Plant a theme garden

November 18, 2012 lawanda Newspaper Columns

Do you need a challenge to perk up your enthusiasm for gardening? Why not try a theme garden? A theme garden is a mix of plants related in some way. The connection between the plants may be very apparent or it may be a little more difficult for visitors to discern.
The most obvious of themes are those designed around a particular color or a couple colors. Pink, white, purple and yellow are probably the easiest to design for color throughout the season, but red, orange, blue, and even black, silver and gold are other options.
Some other common themes are gardens that include plants only from the Victorian era, plants mentioned in the Bible, cutting gardens full of flowers with stems long and sturdy enough for bouquets, butterfly or hummingbird gardens with nectar and pollen producing plants, night-blooming gardens and scented gardens. The Scented Garden by Rosemary Verey can help with a scented plant theme.
A theme garden popular with children is a pizza garden. Often in the shape of a circle with triangular divisions representing pizza slices, pizza gardens are comprised of plants used in pizza making, like oregano, tomatoes, basil, onions, peppers and parsley.
Herbs lend themselves to healing or medicinal gardens. Those gardens may perhaps showcase chamomile, mint, lavender, thyme, feverfew and lemon balm.
Crafters often use natural items and a themed craft garden might feature dye plants, those that produce colors used in natural dies. It could include roses, strawberries, red cabbage, blueberries, grapes, spinach, and carrots. Flax, grasses, willow and grapes for basket or wreath making, flowers for drying, and plants with leaves or flowers for pressing could also part of a craft garden.
What about a garden with all plants with animal names?

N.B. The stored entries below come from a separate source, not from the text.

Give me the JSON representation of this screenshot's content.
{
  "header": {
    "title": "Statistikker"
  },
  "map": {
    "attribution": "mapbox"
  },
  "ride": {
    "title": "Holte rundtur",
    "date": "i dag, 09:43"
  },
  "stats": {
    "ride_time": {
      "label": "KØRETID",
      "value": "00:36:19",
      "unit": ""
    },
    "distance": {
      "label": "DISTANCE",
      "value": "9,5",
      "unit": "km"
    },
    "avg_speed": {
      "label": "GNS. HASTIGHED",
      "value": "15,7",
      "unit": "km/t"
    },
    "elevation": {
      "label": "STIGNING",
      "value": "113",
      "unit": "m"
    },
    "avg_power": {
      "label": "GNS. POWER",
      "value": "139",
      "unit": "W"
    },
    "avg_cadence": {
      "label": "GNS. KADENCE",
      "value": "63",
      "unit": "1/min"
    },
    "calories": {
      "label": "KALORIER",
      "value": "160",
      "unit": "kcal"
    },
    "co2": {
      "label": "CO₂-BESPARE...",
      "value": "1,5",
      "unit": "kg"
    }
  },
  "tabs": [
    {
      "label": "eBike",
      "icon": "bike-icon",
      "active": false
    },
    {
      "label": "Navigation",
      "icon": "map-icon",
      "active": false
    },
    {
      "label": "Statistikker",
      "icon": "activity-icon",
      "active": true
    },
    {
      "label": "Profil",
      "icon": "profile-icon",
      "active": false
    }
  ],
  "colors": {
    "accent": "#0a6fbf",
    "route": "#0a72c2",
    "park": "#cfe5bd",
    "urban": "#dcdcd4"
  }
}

Lamb’s ears, horsetail, elephant ears, pussytoes, cardinal flower, trout lily, rattlesnake master and turtlehead are some you could incorporate.
You could do a musical name garden: coral bells, bellflower, fiddlehead fern, trumpet lily, bugleweed, and bells of Ireland are a few of the options.
A real challenge would be to design an attractive garden with plants whose names begin with each letter of the alphabet: aster, bee balm, cosmos, daisy, echinacea, fern, etc. Your guests will have fun searching for the plants corresponding to each letter. Even trickier would be a vegetable/herb garden with the same theme.
Or pick your favorite letter, perhaps the one that begins your first or family name and use all plants beginning with that letter. Or use only plants native to your family’s country of origin.
Planting a theme garden utilizing only plants native to Wisconsin sounds difficult but it may actually be one of the easiest of themes to accomplish. Landscaping With Native Plants of Wisconsin by Lynn Steiner will be a great help, as will these websites: and
There are so many options for theme gardens! Planning and planting an attractive one is a challenge that will add some extra fun to gardening.